The gas escapes from drilling rigs, compressors and pipelines, and above energy-rich northern New Mexico it forms a vast cloud that can be seen from space.
Although methane is colorless and odorless, the cloud of accumulated methane over New Mexico can be observed by using advanced satellite imaging technology.
According to the Washington Post, the Delaware-sized methane cloud is so huge that scientists questioned their own data when they first studied it three years ago. The phenomenon, which was verified by NASA and University of Michigan scientists in October, is the most dramatic example of the loss of methane from energy production sites across the country.
NASA estimated the average extent of the gas plume over the past decade at 2,500 square miles. And the problem may get worse — that estimate does not take account of the recent gas and oil drilling boom.

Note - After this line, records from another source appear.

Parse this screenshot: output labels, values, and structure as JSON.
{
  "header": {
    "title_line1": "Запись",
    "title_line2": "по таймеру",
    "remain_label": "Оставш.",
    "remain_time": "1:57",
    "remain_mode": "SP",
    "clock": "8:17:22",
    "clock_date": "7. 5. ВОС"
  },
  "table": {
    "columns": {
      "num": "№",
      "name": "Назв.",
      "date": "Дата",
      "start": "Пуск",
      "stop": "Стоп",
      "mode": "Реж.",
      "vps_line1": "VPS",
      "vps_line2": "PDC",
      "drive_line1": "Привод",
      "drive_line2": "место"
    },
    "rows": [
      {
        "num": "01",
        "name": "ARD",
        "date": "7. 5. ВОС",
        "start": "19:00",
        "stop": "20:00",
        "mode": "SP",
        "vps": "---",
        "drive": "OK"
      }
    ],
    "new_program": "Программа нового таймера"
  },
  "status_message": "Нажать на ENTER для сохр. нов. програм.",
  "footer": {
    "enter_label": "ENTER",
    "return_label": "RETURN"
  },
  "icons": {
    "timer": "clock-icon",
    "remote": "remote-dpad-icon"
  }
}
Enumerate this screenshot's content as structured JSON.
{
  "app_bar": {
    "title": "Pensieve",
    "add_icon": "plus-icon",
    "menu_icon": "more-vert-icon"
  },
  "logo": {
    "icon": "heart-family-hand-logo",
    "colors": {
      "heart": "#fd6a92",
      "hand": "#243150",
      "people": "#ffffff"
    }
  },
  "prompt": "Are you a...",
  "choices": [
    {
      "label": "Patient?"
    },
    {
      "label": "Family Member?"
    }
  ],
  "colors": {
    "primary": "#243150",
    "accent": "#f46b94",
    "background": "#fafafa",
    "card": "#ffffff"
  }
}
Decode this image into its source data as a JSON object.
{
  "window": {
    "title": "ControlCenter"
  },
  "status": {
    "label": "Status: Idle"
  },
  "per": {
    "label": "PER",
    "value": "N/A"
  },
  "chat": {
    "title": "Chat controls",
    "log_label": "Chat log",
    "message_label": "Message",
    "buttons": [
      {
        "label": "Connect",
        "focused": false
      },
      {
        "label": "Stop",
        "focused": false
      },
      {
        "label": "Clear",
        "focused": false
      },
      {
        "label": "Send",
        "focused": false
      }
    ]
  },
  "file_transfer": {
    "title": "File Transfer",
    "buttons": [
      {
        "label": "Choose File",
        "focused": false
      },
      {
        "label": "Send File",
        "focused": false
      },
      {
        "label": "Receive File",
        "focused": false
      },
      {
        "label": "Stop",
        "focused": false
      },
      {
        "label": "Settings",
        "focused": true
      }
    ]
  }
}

Figures from the U.S. Environmental Protection Agency show that methane is the second most prevalent greenhouse gas emitted in the United States from human activities, accounting for about 9 percent. The biggest single source is the oil and gas industry, which is responsible for 29 percent of methane emissions.
Each year, oil and gas producers lose 8 million metric tons of methane a year through both planned and unintentional releases of the gas. If that could be captured and used, it’s enough to provide power to a population the size of Maryland, Virginia and the District of Columbia combined.